• palfrey •
Pronunciation: pahl-fri • Hear it!
Part of Speech: Noun
Meaning: Saddle horse as opposed to a stallion or charger, a docile horse, especially a lady's horse.
Notes: Here is a word you don't hear much anymore, although it is in all the major dictionaries. I suppose it's because ladies seldom ride horses these days. It has only one derivational relative, palfrenier "(horse) groom", long since obsolete.
In Play: Back in the days long passed, gentlemen rode chargers and ladies rode palfreys: "When Phil Anders made a pass at Lady Gwyneth on horseback, she charged away on her remarkably swift palfrey." We don't pay much attention these days to equine attitudes: "Royce expected them to saddle him up a mild-mannered palfrey, but, instead, they provided him with a barely broken wild horse."
Word History: This word was borrowed from Old French palefrei or palefreid, inherited from Medieval Latin palafredus.
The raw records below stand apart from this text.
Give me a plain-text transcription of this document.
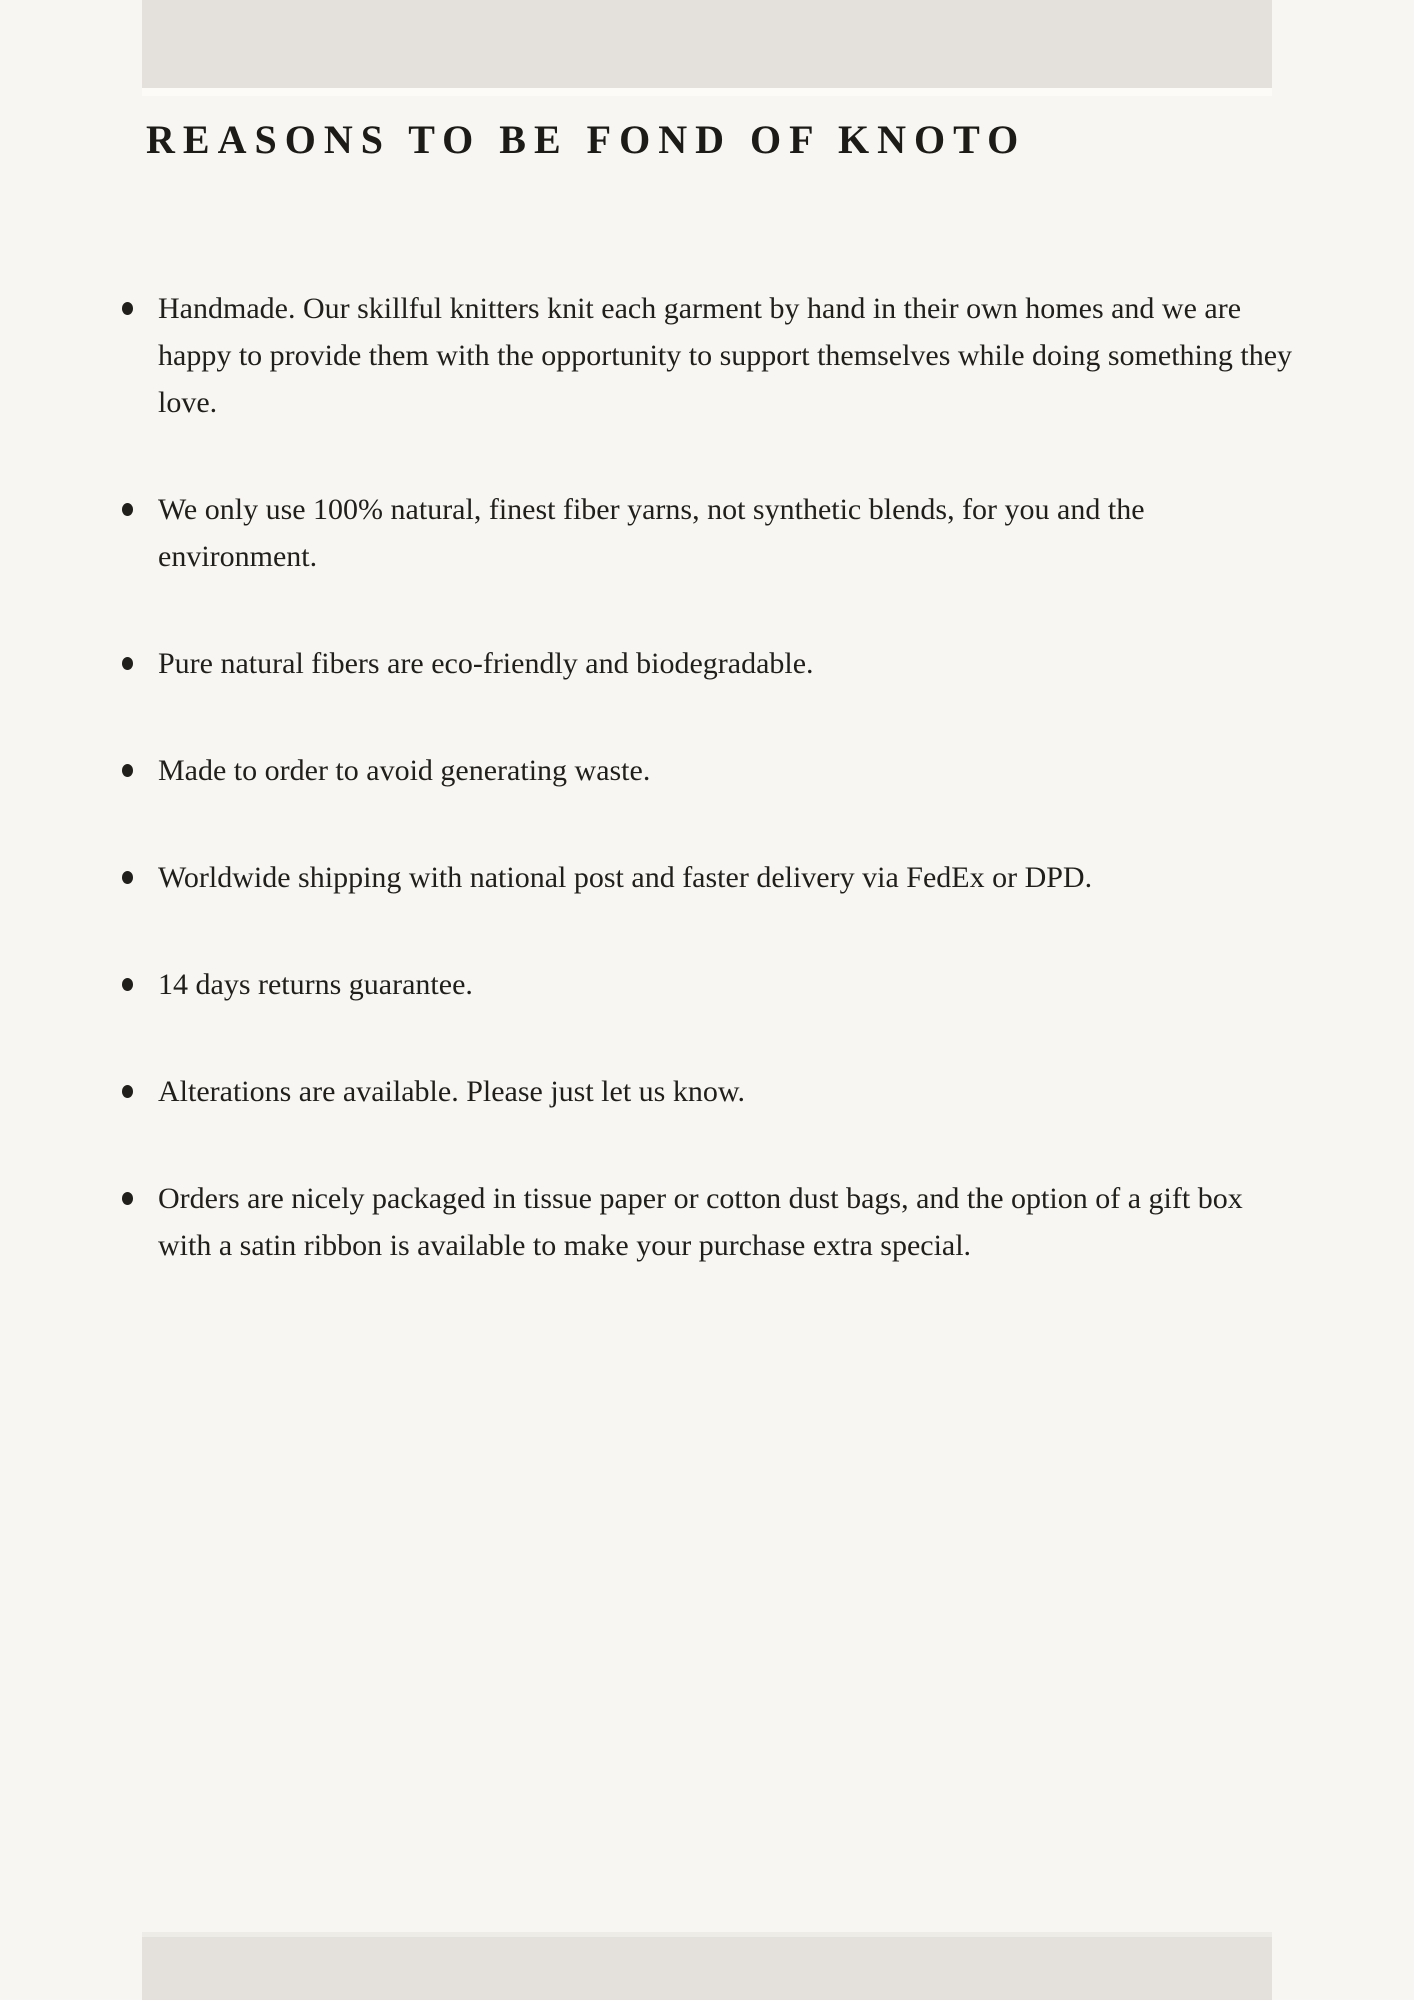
REASONS TO BE FOND OF KNOTO
Handmade. Our skillful knitters knit each garment by hand in their own homes and we are happy to provide them with the opportunity to support themselves while doing something they love.
We only use 100% natural, finest fiber yarns, not synthetic blends, for you and the environment.
Pure natural fibers are eco-friendly and biodegradable.
Made to order to avoid generating waste.
Worldwide shipping with national post and faster delivery via FedEx or DPD.
14 days returns guarantee.
Alterations are available. Please just let us know.
Orders are nicely packaged in tissue paper or cotton dust bags, and the option of a gift box with a satin ribbon is available to make your purchase extra special.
The Medieval Latin word was an altered form of Latin paraveredus "post horse", originally "extra horse", created from Greek para "beside, extra" + Latin veredus "courier horse". The Latin word was also snitched by Old High German as pfarifrid, which became the Modern German word Pferd "horse". Veredus was probably borrowed from Gaulish voredos, from Celtic wo-red- "fast-ride, horse", source also of Welsh gorwydd "horse" and red-, the source of Irish reidid "ride". Red- goes back to the PIE word reidh- "to ride", which also produced English ride, raid, and road. English also derived its ready from this word, apparently the original meaning was "ready for riding". German bereit "ready" seems to have undergone the same shift in meaning.